On Wed, Jun 27, 2012 at 01:29:04PM +0400, Glauber Costa wrote:
> On 06/27/2012 01:55 AM, Andrew Morton wrote:
> >>I can't speak for everybody here, but AFAIK, tracking the stack through
> >>the memory it used, therefore using my proposed kmem controller, was an
> >>idea that good quite a bit of traction with the memcg/memory people.
> >>So here you have something that people already asked a lot for, in a
> >>shape and interface that seem to be acceptable.
> >
> >mm, maybe.  Kernel developers tend to look at code from the point of
> >view "does it work as designed", "is it clean", "is it efficient", "do
> >I understand it", etc.  We often forget to step back and really
> >consider whether or not it should be merged at all.
> >
> >I mean, unless the code is an explicit simplification, we should have
> >a very strong bias towards "don't merge".
> 
> Well, simplifications are welcome - this series itself was
> simplified beyond what I thought initially possible through the
> valuable comments
> of other people.
> 
> But of course, this adds more complexity to the kernel as a whole.
> And this is true to every single new feature we may add, now or in
> the
> future.
> 
> What I can tell you about this particular one, is that the justification
> for it doesn't come out of nowhere, but from a rather real use case that
> we support and maintain in OpenVZ and our line of products for years.

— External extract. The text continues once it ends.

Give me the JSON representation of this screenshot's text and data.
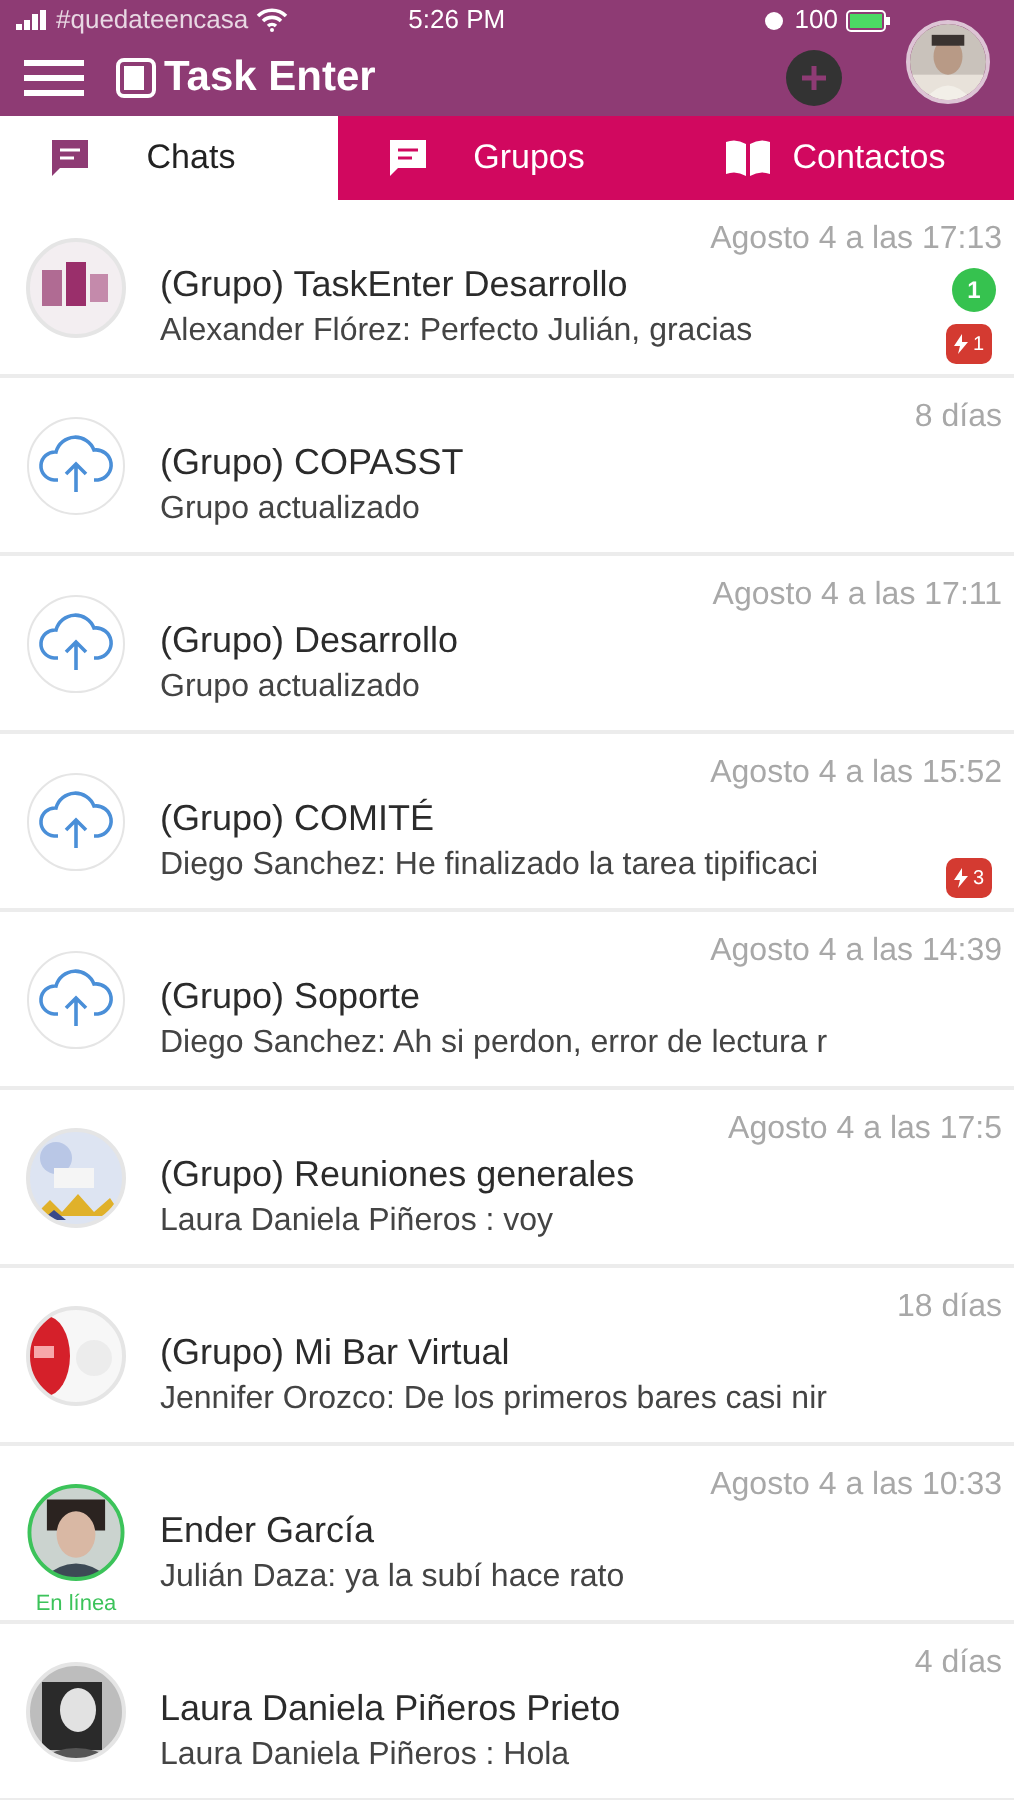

Right and we really need a solution to protect against forkbombs in LXC.
The task counter was more simple but only useful for our usecase and
defining the number of tasks as a resource was considered unnatural.

So limiting kernel stack allocations works for us. This patchset implements
this so I'm happy with it. If this is more broadly useful by limiting
resources others are interested in, that's even better. I doubt we are
interested in a solution that only concerns kernel stack allocation.